One of Germany’s most acclaimed filmmakers, Harun Farocki built up a body of work comprising more than 120 films and installations over a period of nearly five decades. During the late 1960s, Farocki’s agitprop-style films, including the landmark work NICHT löschbares Feuer (NOT Inextinguishable Fire) (1969), addressed such crises as the Vietnam War. By the late 1970s he was directing features informed by a Marxist worldview and developing a cinematic critique of capital. In the 1980s and ’90s, he directed a number of essay films and documentaries. Whether Die Schulung (Indoctrination) (1986) or Stillleben (Still Life) (1997), in these works he investigated a society being manipulated into a dependency on the mechanisms of advanced capitalism: the commodity, the advertisement, and a state apparatus that regards citizenship as a matter of training in resource management and interpersonal protocols rather than a mode of access to equity, participation, and justice. Throughout, Farocki made adroit use of images and sound culled from diverse sources, including industrial documentaries, surveillance footage, and military simulation environments.
Born to an Indian father and German mother during World War II in 1944 in what was then the Sudetenland and is today the Czech Republic, Farocki moved with his parents to India and Indonesia before the family returned to Germany in 1958, settling in Hamburg. In 1962, as a rebellious young man, he moved to West Berlin, later joining the German Film and Television Academy there. The Academy expelled him after he and other radical students occupied the school in May 1968. Through the 1960s and ’70s, he insisted on an austere, politically engaged approach to cinematic form and rejected the preoccupation with aesthetic autonomy that characterized the directors of the New German Cinema, who dominated that period.
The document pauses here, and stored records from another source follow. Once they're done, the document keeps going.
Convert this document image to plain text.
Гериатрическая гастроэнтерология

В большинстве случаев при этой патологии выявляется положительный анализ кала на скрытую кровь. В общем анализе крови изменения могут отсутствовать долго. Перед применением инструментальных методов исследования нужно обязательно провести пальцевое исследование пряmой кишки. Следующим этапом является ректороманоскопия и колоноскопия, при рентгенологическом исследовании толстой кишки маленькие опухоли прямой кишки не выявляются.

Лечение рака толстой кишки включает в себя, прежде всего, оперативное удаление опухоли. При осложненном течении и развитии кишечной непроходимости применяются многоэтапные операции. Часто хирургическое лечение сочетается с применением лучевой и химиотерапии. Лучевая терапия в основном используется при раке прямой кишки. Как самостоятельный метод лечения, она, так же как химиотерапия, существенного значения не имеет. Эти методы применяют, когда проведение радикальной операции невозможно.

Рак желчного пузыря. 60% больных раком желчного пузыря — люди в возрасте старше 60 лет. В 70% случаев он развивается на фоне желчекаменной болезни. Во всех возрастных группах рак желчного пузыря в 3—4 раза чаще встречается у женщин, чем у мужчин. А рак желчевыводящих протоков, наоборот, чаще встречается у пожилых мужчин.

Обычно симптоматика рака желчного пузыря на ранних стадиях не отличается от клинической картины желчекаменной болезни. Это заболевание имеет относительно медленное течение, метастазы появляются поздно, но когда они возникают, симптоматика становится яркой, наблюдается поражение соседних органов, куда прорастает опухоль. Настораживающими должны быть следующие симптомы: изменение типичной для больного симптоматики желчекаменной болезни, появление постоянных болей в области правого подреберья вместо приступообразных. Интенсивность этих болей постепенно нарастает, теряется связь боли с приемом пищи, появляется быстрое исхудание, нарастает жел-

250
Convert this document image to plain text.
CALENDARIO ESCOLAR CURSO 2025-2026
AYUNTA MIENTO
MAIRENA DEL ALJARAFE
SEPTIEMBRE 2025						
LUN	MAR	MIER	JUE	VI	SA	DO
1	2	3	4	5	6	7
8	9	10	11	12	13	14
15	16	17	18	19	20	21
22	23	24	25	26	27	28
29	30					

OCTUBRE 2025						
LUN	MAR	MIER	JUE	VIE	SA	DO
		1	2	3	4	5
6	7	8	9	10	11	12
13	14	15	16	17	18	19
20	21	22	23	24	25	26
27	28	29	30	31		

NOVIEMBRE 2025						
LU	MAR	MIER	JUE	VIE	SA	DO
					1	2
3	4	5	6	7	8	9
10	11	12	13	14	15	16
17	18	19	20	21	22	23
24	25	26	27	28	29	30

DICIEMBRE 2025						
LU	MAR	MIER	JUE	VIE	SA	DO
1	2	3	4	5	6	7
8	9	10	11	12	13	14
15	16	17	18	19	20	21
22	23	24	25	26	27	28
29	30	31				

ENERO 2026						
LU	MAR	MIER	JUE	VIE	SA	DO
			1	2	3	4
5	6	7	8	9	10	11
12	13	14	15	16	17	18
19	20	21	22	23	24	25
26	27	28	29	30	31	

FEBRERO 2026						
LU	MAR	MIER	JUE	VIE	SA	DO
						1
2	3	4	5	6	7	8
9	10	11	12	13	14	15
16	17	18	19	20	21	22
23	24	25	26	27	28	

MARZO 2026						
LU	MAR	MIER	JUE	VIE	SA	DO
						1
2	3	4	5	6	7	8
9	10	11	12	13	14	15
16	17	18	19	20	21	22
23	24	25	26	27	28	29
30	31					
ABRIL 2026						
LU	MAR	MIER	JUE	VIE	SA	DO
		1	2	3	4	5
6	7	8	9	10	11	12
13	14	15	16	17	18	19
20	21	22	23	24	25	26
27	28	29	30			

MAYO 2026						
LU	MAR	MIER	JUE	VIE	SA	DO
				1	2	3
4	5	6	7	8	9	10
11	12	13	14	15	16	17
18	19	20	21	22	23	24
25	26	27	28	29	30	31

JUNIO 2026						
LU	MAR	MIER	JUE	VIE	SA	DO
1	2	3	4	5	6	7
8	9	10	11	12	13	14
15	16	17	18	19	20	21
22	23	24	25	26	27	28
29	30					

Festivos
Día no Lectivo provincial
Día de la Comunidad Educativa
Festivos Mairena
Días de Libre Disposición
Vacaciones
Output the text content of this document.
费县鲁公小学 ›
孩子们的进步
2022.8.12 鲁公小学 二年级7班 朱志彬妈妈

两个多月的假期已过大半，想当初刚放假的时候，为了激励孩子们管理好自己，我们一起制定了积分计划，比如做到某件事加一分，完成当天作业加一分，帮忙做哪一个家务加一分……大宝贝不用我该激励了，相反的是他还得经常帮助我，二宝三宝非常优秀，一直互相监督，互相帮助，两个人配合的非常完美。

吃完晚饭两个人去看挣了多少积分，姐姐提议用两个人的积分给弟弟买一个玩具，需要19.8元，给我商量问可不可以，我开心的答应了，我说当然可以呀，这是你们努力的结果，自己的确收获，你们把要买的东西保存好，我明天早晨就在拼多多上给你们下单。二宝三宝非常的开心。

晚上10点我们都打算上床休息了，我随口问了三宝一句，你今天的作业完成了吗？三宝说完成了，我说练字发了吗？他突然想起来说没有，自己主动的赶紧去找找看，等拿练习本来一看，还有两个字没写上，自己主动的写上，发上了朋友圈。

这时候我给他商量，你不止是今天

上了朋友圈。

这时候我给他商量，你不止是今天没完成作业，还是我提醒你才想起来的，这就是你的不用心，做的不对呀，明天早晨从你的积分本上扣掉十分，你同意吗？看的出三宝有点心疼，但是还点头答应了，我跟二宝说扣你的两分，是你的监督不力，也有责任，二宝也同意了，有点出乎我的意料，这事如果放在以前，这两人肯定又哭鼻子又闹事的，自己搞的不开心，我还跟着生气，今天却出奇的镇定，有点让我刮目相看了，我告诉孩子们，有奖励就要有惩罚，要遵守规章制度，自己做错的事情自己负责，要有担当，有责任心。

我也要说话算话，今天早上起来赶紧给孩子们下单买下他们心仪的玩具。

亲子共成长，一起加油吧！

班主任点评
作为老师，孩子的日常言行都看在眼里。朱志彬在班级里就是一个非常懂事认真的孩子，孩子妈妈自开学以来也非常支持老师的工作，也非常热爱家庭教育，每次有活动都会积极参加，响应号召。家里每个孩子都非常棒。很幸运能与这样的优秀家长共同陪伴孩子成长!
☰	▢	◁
While collaborating with his fellow producer and director Hartmut Bitomsky on a cinematic translation of Marx’s Das Kapital, Farocki proved himself an unrepentant exponent of May 1968, stating that their ambition was to “make film scientifically and make science politically.” In recent years, Farocki had moved away from cinema and toward the gallery and the museum, presenting such installations as Auge / Machine (Eye / Machine) I, II, and III (2001–2003). However, he remained as experimental in his approach to the radicalization of cinematic form as he was vigilant against capital’s ability to neutralize the political impulse through a fetishizing of the aesthetic. The 56th Biennale di Venezia will pay tribute to Farocki’s prolific and consistently poignant filmography by showing an atlas of his eighty-seven films in the exhibition.
All the World’s Futures presents Atlas of Harun Farocki’s Filmography, an anthology of the work of the late artist and filmmaker Harun Farocki. The presentation comprises Farocki’s complete films, which have been restored and are presented in chronological order on separate screens; black screens signify films that have been lost or not yet digitized. Over the course of the exhibition, newly discovered and converted films will be added to the presentation. Every day, a different film from Farocki’s distinguished body of work is continuously screened in the screening space. The daily films follow each other in chronological sequence. The screenings recommence with the first film each time the complete films have been presented. In addition to the complete films, the anthology includes Farocki’s notebooks and issues of the magazine Filmkritik, of which he was the editor from 1974 until 1984. The ongoing restoration and subtitling of Harun Farocki’s complete films has been made possible by the generous support of the Goethe-Institut.